Key Experimental Results

Main Results (Classification Performance)

Model CIFAR-10 Acc↑ ImageNet Acc↑
ResNet18 94.9 68.93
ResNet18-KNN (100%) 94.5 66.9
SPM-C (100%) 94.5 67.1
SPM-R (100%) 94.1 59.9

Generative Performance (CIFAR-10 FID↓)

Method FID Runtime
DDPM 7.28 42s
SPM ( T =100)
SPM ( T =1024)

Ablation Study (CIFAR-10 Classification Unlearning)

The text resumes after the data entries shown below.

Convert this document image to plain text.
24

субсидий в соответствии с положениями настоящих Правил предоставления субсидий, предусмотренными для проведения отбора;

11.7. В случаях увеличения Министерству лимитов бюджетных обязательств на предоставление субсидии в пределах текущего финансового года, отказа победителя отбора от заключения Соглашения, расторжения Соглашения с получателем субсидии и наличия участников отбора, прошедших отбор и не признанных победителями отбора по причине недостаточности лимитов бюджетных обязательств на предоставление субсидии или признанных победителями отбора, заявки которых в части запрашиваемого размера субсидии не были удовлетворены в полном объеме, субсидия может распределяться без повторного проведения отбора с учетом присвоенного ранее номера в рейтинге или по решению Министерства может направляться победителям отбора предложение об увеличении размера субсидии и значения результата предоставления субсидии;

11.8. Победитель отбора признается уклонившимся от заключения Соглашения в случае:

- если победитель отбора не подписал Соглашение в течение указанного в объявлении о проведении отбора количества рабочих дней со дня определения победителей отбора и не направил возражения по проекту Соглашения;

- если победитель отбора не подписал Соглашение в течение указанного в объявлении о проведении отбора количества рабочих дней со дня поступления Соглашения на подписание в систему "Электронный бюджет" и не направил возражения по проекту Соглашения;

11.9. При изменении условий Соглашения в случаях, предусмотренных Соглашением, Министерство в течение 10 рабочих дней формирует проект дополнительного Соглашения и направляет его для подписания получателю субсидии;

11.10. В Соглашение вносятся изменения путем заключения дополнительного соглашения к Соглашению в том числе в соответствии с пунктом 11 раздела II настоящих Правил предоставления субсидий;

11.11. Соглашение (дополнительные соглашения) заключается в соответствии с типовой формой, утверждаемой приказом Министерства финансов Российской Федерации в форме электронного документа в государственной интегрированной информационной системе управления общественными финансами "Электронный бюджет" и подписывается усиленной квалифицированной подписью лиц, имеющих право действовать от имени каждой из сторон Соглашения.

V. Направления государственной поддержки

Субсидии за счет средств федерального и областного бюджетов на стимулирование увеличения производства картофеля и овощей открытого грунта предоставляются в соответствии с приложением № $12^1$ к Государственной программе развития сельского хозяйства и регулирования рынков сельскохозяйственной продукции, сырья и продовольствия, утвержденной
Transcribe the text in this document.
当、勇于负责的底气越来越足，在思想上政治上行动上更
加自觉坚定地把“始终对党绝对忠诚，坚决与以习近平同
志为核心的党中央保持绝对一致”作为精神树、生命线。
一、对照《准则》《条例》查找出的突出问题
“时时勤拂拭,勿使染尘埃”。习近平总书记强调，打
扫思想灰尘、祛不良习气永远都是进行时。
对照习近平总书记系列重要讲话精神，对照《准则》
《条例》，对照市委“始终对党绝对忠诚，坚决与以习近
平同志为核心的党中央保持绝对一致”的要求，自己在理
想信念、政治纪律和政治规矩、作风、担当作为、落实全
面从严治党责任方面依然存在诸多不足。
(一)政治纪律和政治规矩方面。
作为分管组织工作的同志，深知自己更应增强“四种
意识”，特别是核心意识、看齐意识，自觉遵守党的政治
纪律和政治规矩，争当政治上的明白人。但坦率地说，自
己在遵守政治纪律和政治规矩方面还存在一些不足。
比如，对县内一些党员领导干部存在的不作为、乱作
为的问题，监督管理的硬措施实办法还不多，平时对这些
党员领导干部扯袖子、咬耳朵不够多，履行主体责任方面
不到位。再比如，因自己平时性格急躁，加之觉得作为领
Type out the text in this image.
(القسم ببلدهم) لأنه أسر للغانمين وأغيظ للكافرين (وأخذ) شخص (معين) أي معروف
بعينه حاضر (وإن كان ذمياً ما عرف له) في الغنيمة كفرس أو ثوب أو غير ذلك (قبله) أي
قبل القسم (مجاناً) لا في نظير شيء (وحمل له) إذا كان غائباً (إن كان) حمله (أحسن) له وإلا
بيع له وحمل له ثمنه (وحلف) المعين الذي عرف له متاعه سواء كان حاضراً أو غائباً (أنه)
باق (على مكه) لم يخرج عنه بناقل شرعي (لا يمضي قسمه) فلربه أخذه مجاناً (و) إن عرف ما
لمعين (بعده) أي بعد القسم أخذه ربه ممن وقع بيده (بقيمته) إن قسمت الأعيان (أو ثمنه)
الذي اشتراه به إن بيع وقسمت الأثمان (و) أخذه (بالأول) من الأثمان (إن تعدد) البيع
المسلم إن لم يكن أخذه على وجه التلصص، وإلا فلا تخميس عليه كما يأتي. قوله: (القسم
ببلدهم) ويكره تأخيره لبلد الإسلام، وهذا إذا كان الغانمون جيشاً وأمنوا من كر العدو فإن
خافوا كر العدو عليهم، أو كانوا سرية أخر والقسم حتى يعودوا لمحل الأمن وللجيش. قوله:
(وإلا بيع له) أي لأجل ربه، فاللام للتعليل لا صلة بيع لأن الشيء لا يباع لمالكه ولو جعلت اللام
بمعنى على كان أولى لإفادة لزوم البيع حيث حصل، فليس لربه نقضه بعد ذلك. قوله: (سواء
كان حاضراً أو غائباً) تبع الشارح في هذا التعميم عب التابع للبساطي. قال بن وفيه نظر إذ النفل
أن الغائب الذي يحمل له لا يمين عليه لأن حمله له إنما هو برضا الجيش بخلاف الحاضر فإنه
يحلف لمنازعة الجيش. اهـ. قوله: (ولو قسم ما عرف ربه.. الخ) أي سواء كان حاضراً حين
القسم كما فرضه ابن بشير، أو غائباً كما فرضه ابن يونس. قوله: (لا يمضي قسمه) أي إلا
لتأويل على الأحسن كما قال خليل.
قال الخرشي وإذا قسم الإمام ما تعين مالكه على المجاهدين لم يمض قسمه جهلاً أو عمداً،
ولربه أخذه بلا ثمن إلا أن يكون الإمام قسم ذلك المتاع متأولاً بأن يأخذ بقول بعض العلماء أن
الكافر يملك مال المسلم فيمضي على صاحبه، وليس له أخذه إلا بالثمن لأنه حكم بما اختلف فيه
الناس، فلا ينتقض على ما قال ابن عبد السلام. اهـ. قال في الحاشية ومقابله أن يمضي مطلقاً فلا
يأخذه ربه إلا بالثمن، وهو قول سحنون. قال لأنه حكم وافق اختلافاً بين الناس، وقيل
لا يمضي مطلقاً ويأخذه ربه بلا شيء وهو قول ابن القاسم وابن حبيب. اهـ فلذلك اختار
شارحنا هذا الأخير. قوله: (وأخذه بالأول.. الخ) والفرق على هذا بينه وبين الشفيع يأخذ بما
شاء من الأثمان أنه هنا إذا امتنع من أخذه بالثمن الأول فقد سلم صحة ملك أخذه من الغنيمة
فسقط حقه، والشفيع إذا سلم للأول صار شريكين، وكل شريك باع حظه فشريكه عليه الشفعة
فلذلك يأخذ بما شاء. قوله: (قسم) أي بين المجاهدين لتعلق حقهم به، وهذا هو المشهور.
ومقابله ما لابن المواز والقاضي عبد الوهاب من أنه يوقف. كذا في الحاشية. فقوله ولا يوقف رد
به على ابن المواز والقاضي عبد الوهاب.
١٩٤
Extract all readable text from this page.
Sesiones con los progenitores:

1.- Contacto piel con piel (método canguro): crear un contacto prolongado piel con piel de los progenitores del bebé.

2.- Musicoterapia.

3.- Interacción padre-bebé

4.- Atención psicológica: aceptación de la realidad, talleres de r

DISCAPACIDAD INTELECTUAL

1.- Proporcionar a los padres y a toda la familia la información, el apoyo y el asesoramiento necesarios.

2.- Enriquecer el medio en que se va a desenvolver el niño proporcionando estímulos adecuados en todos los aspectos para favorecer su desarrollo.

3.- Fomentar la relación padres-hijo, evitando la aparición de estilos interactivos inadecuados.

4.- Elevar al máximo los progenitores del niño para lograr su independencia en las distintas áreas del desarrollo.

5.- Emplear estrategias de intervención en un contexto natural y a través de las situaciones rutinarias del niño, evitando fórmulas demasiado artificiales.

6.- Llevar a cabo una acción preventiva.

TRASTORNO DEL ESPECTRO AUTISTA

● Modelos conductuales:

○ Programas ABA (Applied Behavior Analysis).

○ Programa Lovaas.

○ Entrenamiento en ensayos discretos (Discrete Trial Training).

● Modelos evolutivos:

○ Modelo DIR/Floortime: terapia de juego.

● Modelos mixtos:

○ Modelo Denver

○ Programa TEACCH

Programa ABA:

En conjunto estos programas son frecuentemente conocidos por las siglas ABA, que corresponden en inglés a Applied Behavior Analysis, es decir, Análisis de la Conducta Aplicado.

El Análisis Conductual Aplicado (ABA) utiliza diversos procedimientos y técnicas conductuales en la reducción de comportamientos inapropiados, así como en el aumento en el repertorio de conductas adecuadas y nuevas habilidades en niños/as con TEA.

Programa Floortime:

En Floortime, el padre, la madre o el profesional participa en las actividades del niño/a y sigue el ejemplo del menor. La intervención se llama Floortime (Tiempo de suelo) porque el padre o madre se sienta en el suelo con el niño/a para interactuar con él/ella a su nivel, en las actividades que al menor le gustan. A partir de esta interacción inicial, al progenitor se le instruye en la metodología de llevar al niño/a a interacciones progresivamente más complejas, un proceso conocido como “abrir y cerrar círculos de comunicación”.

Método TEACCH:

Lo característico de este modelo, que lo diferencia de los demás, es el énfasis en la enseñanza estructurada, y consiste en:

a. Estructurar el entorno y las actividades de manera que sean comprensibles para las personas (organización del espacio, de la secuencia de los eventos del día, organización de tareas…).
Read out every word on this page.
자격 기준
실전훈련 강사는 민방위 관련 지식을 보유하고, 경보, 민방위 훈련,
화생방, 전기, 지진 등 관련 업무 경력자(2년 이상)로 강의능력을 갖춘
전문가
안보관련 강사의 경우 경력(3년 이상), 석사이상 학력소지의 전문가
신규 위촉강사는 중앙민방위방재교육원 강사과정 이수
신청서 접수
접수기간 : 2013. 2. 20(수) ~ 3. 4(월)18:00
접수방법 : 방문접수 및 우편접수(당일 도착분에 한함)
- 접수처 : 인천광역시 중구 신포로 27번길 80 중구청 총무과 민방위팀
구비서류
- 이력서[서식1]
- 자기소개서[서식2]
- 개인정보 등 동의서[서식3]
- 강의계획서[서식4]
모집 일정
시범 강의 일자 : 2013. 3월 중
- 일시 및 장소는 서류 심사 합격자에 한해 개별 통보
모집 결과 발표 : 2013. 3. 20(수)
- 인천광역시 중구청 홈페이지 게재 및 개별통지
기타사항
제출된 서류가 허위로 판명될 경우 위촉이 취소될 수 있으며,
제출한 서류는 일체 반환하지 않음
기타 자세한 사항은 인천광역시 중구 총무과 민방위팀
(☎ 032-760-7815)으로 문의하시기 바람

Method PG_H↓ PG_S↓ Unlearning Time↓
Retrain (Oracle) 0.00 0.00 2317.6s
GA 18.48 0.99 8.9s
FT 13.11 0.48 148.7s
SPM-C (Ours) 0.43 0.08 0.7s

Key Findings

  • SPM-C performs nearly on par with ResNet18 in classification (CIFAR-10: 94.5 vs 94.9, ImageNet: 67.1 vs 68.93).
  • Nearly perfect unlearning effectiveness: The prediction gap with the retraining baseline (PG_H) is only 0.43 (compared to 18.48 for the best MU algorithm GA).
  • Extremely fast unlearning speed: 0.7s vs 2317.6s for retraining (3300x speedup) vs 8.9s for the fastest MU algorithm GA (12.7x speedup).
  • The FID of generative SPM (based on DDPM) is close to standard DDPM (7.04 vs 7.28), though inference speed increases significantly due to set maintenance.
  • On ImageNet, SPM reduces the unlearning gap by 11% compared to parametric models.

Highlights & Insights

  • Shift in design philosophy: Moving from "how to unlearn" (algorithm-oriented) to "how to design models easy to forget" (architecture-oriented) represents a paradigm innovation in the MU field.
  • KNN-inspired fusion design: Combining the exclusion of self-embeddings with attention-weighted aggregation elegantly achieves non-parametric behavior within deep networks.
  • Label-permutation augmentation is crucial for preventing the model from bypassing the non-parametric branch, reflecting the meticulous considerations in SPM design.
  • Pre-trained parametric models (ResNet) can be transformed into SPMs, reducing the cost of training from scratch.

Limitations & Future Work

  • Increased inference time: SPM needs to maintain and retrieve the training set at inference, increasing overhead by about 20% on ImageNet (clustering mode).
  • ImageNet accuracy gap: There is still a gap of approximately 2% between SPM-C (67.1) and ResNet18 (68.93).
  • Runtime cost for generative SPM: At |T|=1024, inference time increases by 35x, limiting practical scale.
  • Not yet validated on larger-scale models (e.g., ViT, DiT).
  • Currently only validated for classification and unconditional generation; more complex generative tasks like text-to-image remain to be explored.
  • Difference from SISA (Bourtoule et al.): SISA partitions data to train multiple models and deletes an entire model for unlearning; SPM keeps a single model but deletes data during inference.
  • Semi-parametric models have been applied in NLP (Retrieval-Augmented Generation) and vision, but this is the first application for unlearning.
  • Complementary to Differential Privacy: DP provides privacy guarantees during training, while SPM provides sample deletion capability post-deployment.
  • Label-permutation augmentation is similar to regularization in dropout—forcing the model not to take shortcuts.

Technical Details

  • Fusion Attention: \(\alpha(z, s_i) = \frac{\exp((W_q z)^\top (W_k s_i))}{\sum_j \exp((W_q z)^\top (W_k s_j))}\)
  • Patch-level Generative Fusion: Replaces the mid-block of UNet with a fusion module using Bahdanau attention.
  • SPM-C (Clustering Mode): Averages instance embeddings by class → Set size = Number of classes → Runtime is comparable to parametric models.
  • GNN Enhancement: Class-aware GNN + multi-head graph attention can improve CIFAR-10 from 94.1% to 94.4%.
  • PG_H/PG_S: Hard/soft prediction gaps, measuring the distance from the retraining oracle.
  • 5-Class Unlearning (50%): SPM-C's PG_H = 0.02 vs GA = 32.62, showing nearly perfect unlearning effectiveness.

Rating

  • Novelty: ⭐⭐⭐⭐⭐ Solving unlearning via architectural design is a paradigm shift.
  • Experimental Thoroughness: ⭐⭐⭐⭐ Validated on both classification and generation with comparisons against multiple MU algorithms.
  • Writing Quality: ⭐⭐⭐⭐ Clear conceptual explanations and intuitive illustrations.
  • Value: ⭐⭐⭐⭐ Significant for privacy and security compliance, though inference overhead limits some applications.